* Wikipedia hoax points to limits of journalists' research (Ars Technica). On journalists' laziness. In related news, this On The Media story, Pulp Fictions, describes some extreme instances of journalists consciously lying, certainly not doing their jobs. (Note: according to the online comments about that piece (1,2), some of the facts about Samuel Johnson in the segment are incorrect or misleading.)
Society & Culture:
* Qapla! (WNYC's On The Media via NPR). A cute, long retrospective on the evolution of and social and cultural statements made by Star Trek.
Politics & Statistics:
* The Devil Is in the Digits (Washington Post). Using statistics to investigate possible election fraud in Iran. It's an intriguing prospect, but I'm not quite sure how I should take these results.
Finance & Statistics:
* What Does Your Credit-Card Company Know About You? (New York Times). On how credit card companies mine their data. (Only the first half of the article is on this subject and worth reading.) While the article only describes how the data is being used to influence how the company manages the relationship with the consumer (e.g., setting credit limits, thinking about risk of bankruptcy, deciding when to call), I can think of many more insights the companies could derive from their data that they're not doing. This is just the tip--although an interesting one--of the iceberg.

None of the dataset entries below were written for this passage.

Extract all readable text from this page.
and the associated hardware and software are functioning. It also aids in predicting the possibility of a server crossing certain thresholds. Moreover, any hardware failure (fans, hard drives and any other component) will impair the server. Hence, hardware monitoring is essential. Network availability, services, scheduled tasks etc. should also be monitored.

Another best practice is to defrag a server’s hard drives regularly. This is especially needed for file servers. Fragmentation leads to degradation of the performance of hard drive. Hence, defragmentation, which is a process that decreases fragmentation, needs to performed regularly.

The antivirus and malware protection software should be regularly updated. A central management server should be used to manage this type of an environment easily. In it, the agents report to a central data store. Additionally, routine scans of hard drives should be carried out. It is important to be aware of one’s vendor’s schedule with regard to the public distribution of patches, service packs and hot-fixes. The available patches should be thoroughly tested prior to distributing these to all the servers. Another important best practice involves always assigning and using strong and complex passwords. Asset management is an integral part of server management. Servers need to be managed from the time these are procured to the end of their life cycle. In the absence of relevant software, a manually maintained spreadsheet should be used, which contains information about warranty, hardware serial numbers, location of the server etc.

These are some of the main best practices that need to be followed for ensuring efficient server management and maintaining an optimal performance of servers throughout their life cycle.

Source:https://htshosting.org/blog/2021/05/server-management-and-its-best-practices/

* Chemist Shows How RNA Can Be the Starting Point for Life (New York Times). Mostly posted because I think it's cool a chemist got an article in the New York Times.
I recently discovered a London-based academic, Dr. Satoshi Kanazawa, who does interesting research in the area of evolutionary biology:
- Big and tall parents have more sons:Further generalizations of the Trivers–Willard hypothesis (pdf) (Journal of Theoretical Biology)
- Beautiful parents have more daughters: A further implication of the generalized Trivers–Willard hypothesis (gTWH) (pdf) (Journal of Theoretical Biology)
- Why beautiful people are more intelligent (pdf) (Intelligence)
* The best optical illusion I have seen all year (Richard Wiseman blog). Astounding. The title is apt.